Bug description
An error occurs when processing PDF files using TikaDocumentReader. This issue does not occur in version 1.0.0-M6.
Environment
Spring Boot version: 3.4.5 Spring AI version: 1.0.0-RC1 Java version: 21
- Code
TikaDocumentReader reader = new TikaDocumentReader(resource);
- Output
java.lang.NoSuchMethodError: 'void org.apache.tika.parser.pdf.PDF2XHTML.setIgnoreContentStreamSpaceGlyphs(boolean)'
at org.apache.tika.parser.pdf.PDFParserConfig.configure(PDFParserConfig.java:229)

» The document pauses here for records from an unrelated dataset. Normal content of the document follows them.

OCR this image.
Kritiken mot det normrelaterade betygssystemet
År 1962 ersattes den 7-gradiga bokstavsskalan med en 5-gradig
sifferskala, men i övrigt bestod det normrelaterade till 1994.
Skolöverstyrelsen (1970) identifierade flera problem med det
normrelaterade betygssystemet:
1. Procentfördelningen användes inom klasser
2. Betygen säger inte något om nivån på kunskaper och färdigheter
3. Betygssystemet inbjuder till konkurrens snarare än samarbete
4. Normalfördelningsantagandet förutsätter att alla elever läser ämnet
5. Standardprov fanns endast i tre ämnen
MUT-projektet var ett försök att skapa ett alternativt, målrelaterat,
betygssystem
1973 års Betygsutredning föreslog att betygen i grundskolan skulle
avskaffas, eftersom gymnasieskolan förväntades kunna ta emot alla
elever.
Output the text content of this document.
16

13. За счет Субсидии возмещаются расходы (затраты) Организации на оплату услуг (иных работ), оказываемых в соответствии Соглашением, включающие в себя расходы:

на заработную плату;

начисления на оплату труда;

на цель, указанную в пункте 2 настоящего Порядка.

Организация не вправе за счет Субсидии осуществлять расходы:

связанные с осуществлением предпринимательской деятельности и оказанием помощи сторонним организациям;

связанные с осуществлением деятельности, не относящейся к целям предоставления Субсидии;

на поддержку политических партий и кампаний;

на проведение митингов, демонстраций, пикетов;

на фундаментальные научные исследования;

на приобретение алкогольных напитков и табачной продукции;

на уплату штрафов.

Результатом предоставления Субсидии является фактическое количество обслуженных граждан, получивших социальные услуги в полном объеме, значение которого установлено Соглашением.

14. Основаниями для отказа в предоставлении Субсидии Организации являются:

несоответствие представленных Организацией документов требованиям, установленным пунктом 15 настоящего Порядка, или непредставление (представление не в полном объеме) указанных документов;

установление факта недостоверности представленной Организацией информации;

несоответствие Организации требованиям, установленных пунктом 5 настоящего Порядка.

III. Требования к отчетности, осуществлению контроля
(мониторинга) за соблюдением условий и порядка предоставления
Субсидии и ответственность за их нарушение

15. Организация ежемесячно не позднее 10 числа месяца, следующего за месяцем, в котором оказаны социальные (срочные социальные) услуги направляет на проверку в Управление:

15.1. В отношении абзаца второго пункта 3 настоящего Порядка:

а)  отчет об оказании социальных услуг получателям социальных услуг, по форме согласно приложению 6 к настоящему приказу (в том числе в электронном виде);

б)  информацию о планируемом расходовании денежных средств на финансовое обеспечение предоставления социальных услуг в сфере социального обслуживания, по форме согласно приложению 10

at org.apache.tika.parser.pdf.PDF2XHTML.process(PDF2XHTML.java:105)
at org.apache.tika.parser.pdf.PDFParser.parse(PDFParser.java:219)
at org.apache.tika.parser.CompositeParser.parse(CompositeParser.java:298)
at org.apache.tika.parser.CompositeParser.parse(CompositeParser.java:298)
at org.apache.tika.parser.AutoDetectParser.parse(AutoDetectParser.java:204)
at org.springframework.ai.reader.tika.TikaDocumentReader.get(TikaDocumentReader.java:147)
at org.springframework.ai.reader.tika.TikaDocumentReader.get(TikaDocumentReader.java:51)
at org.springframework.ai.document.DocumentReader.read(DocumentReader.java:25)
- Maven
<dependency>
<groupId>org.springframework.ai</groupId>
<artifactId>spring-ai-starter-model-vertex-ai-embedding</artifactId>
</dependency>
<dependency>
<groupId>org.springframework.ai</groupId>
<artifactId>spring-ai-starter-model-vertex-ai-gemini</artifactId>
</dependency>
<dependency>
<groupId>org.springframework.ai</groupId>
<artifactId>spring-ai-advisors-vector-store</artifactId>
</dependency>
<dependency>
<groupId>org.springframework.ai</groupId>
<artifactId>spring-ai-tika-document-reader</artifactId>
</dependency>
Comment From: sunyuhan1998
I tried to reproduce the issue using version 1.0.0-RC1, following the code and Maven dependencies you provided, but I was unable to replicate the problem. Could you provide a minimal demo project that can reproduce the issue? Additionally, Spring AI 1.0.0 GA has already been released — you could also try that version to see if the issue still persists.